Saturday, October 03, 2009

The Family That Whistles Together....


....Stays together. This is the logic that Mahesh gave to both the kids while counselling them to learn how to whistle using their fingers and their mouth with their tongue twisted inside the mouth.
Last year, he had challenged me to teach the kids how to whistle. “Mampi, YOUR kids should know how to whistle.”
“MY kids? Wow... And by the way, how do you expect me to know how to whistle? You mean I have been whistling at people... Bole toe MEN? You are the man, you are the father, YOU teach them how to whistle.”
This touched a raw nerve somewhere, “I don’t know how to. Otherwise I wouldn’t bring you in picture.”
After an extensive session of YOU YOU ME ME, we finally decided to take some professional help in teaching the kids how to whistle. That was much easier than convincing kids why they should learn how to whistle. My funda is straight. If you can learn to whistle, you can bully people, you can tease people, you can hoot in the auditorium. My kids are rather worldly less wise, so I believed that the ability to whistle would make them more confident human beings.
Once Mahesh expressed his inability to whistle (and believe me, with that he absolved himself of ever having teased a female on the road, or ever having made a pass at one of his pretty classmates), I had to look for someone who could teach the kids the fine art of whistling. Once I found the boys who would help me in doing that (no girls knew how to whistle real loud). But as they say that you can bring the horse to water, but you cannot make it drink. So I, too, could not. My kids were shy, they were reluctant, and they enjoyed cycling more than whistling. So here comes Dad with his logic that I mentioned in the very beginning. He said, “Look, if you learn to whistle, you will have a survival tactic right within you. You can raise an alarm, you can catch someone‘s attention if you need to. If you are stranded at sea, you can even bring down a helicopter.” Okay, this last one was exaggeration and he didn’t say this. Jai was totally exasperated at his father's convincing tactics. "Papa, why dont you just buy us a whistle if it is so important to learn how to whistle?" Anyway, the persuasive devil that he is, Mahesh made both the kids go with me to the ‘whistling classes’. The whistle teachers are my college Bhangra Team. The boys are usually in the auditorium, preparing themselves for the coming Youth festival.
They all know me as a rather weird teacher, but this? They were all wide eyed.
“ Teaching your kids how to whistle? Ma’am, how can we whistle in your presence?”
“OK guys, I can pretend I cannot hear you.”
Most of them were on the verge of crying. “Ma’am if our parents had encouraged us to whistle, we would have reached places. We have been beaten mercilessly for having whistled.”
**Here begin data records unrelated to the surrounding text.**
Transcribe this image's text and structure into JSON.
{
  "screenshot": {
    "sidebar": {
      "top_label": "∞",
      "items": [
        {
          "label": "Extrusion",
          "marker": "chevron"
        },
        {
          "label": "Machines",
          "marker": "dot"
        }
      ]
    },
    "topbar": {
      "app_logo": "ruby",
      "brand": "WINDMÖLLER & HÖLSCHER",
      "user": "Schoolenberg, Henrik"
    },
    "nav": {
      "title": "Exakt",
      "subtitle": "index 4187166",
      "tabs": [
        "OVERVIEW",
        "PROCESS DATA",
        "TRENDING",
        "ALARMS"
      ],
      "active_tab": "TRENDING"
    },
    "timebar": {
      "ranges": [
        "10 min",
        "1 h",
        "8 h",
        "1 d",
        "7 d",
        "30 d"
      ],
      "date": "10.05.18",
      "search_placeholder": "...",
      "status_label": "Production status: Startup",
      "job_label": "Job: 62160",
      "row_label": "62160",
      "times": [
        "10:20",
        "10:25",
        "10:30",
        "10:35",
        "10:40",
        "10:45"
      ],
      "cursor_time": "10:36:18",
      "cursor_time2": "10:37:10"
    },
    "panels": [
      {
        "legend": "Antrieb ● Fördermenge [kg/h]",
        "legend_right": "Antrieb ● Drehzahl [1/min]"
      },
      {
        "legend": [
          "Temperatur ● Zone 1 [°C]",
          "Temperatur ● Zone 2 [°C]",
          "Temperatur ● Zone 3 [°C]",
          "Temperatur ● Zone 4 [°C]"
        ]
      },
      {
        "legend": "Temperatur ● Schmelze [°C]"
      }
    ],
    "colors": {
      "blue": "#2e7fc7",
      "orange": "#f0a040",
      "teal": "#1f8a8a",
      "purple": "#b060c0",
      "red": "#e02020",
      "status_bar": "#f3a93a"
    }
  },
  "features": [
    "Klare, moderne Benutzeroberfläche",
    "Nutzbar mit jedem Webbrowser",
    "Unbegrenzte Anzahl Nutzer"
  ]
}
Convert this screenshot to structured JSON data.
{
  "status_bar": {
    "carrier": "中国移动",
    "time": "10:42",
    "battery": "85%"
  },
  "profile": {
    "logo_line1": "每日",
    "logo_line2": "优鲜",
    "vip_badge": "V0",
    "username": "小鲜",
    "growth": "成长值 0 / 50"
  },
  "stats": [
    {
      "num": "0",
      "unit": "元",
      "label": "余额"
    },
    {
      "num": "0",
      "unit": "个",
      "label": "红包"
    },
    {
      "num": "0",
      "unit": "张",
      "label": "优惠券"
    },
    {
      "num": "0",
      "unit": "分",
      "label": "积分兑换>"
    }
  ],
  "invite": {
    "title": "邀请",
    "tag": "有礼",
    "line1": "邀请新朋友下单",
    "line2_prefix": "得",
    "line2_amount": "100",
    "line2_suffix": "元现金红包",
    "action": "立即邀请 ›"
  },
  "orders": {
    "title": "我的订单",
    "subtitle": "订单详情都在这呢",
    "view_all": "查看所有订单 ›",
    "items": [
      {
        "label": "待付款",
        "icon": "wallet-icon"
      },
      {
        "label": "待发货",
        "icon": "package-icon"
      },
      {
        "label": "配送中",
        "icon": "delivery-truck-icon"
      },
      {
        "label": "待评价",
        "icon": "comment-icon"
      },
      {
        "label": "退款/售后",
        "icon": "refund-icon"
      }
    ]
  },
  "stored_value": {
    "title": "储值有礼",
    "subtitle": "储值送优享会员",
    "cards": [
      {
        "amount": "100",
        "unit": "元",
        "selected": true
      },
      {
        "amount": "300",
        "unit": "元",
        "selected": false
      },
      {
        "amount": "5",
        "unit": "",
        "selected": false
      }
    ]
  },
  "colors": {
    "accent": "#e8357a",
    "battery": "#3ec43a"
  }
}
My heart went out to them. Poor Boys!! I said, “Consider me your mom and whistle away to glory. Practise, practise till you make my kids really good at whistling.”
Every day, in the evening, after swimming class, both my kids would stand with their fingers in the mouth in front of the auditorium and try to whistle. Initially, the whistle was only a forceful breath and the fingers got wet with the saliva they forced out of the mouth. With a day or two of practice, Rasan was able to bring out some semblance of a whistle out of that breath. Another day and she could produce a loud shrill whistle. Then there was no stopping this girl. She would whistle for visitors, she would whistle for parents, she would whistle in the car, in the pool, on the road, on the phone, at night, in the morning before brushing and after brushing, before meals, after meals, in the bathroom and even in the restaurant. “Papa, if I whistle here, nobody would suspect that a little girl with innocent looks has whistled.” And I thought of the group of boys who would get a sound beating for having whistled in the restaurant.
No, Jai cannot whistle yet. He should have learnt it before her; after all he is a Punjabi Boy. But given his dad’s track record, I am rather apprehensive that he would. Coming back to the Family Whistling mission, I am midway into the lessons but Mahesh has withdrawn from the whistling club.